Birth and early education

Donald Locke was born on 17 September 1930 in Stewartville, Demerara County, Guyana.[2] His father, also called Donald Locke, was a skilled carpenter who made furniture and his mother, Ivy Mae (née Harper), was a primary school teacher. The family moved to Georgetown in 1938, where Locke attended the Bourda Roman Catholic School and then the Smith's Church Congregational School.[3] He went on to the Progressive High School, graduating in 1946. He was accepted as a student at the Broad Street Government School, where he became increasingly interested in drawing.[4]

In 1947 Locke attended a Working People's Art Class (WPAC) taught in Georgetown by the local artist Edward Rupert Burrowes. This inspired him to take up painting.[2] Burrowes has often been called the "father of Guyanese art". Writing about Burrowes in the 1966 Guyana Independence Issue of New World, Locke describes how he was constantly engaged in "technical exploration", including making his own paints from unlikely ingredients and conducting experiments "with balata, buckram, tailor's canvas, rice bags, bitumen, concrete and ... clay mixed with molasses."[5]

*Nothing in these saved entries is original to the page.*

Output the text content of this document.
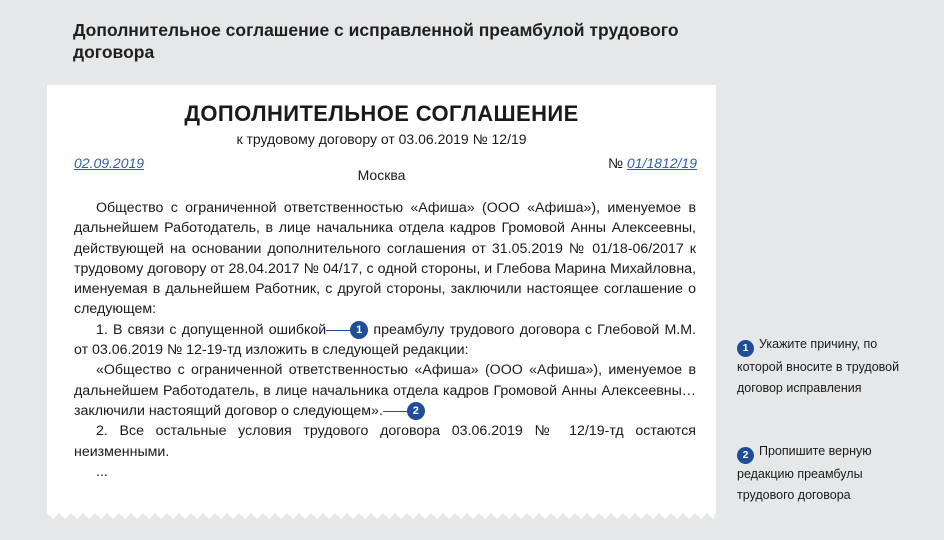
Дополнительное соглашение с исправленной преамбулой трудового договора
ДОПОЛНИТЕЛЬНОЕ СОГЛАШЕНИЕ
к трудовому договору от 03.06.2019 № 12/19
02.09.2019
Москва
№ 01/1812/19

Общество с ограниченной ответственностью «Афиша» (ООО «Афиша»), именуемое в дальнейшем Работодатель, в лице начальника отдела кадров Громовой Анны Алексеевны, действующей на основании дополнительного соглашения от 31.05.2019 № 01/18-06/2017 к трудовому договору от 28.04.2017 № 04/17, с одной стороны, и Глебова Марина Михайловна, именуемая в дальнейшем Работник, с другой стороны, заключили настоящее соглашение о следующем:

1. В связи с допущенной ошибкой	1 преамбулу трудового договора с Глебовой М.М. от 03.06.2019 № 12-19-тд изложить в следующей редакции:

«Общество с ограниченной ответственностью «Афиша» (ООО «Афиша»), именуемое в дальнейшем Работодатель, в лице начальника отдела кадров Громовой Анны Алексеевны… заключили настоящий договор о следующем».	2

2. Все остальные условия трудового договора 03.06.2019 № 12/19-тд остаются неизменными.

...

1 Укажите причину, по которой вносите в трудовой договор исправления
2 Пропишите верную редакцию преамбулы трудового договора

In 1950 Locke graduated with a Teacher's Certificate. Locke became a regular contributor to the annual WPAC exhibitions, and for a while was secretary of WPAC, helping to organise exhibitions in different locations. In 1952 WPAC gave him the First Prize Gold Medal Award for his abstract painting The Happy Family.[2] He was given a British Council art scholarship in 1954, the last such scholarship to be awarded in Guyana in this period, with which he was able to study ceramics at the Bath School of Art and Design at Corsham, England.[6] The Guyana Department of Education provided an additional scholarship that funded his third year at Corsham.[4] He was taught painting by William Scott and Bryan Wynter, pottery by James Tower and sculpture by Ken Armitage and Bernard Meadows. He graduated in 1957 with a Teaching Certificate in Art Education.[3]

Guyana and United Kingdom

Returning to Georgetown in 1957, Locke began teaching art at Dolphin Government School and at WPAC. In 1958 he married Leila Locke (née) Chaplin, a teacher whom he had met at Corsham.[7] He did not have normal potter's equipment, but was able to make and successfully fire large earthenware pots using an improvised kiln. In 1959 the Guyanese government gave him a grant to study for a master's degree in fine arts at Edinburgh College of Art, a school in the University of Edinburgh. There he met the artists Dave Cohen, Sheldon Kaganof and Dion Myers, who introduced the ideas of the California Clay Movement to Britain. For many years Locke's work reflected their influence.[4]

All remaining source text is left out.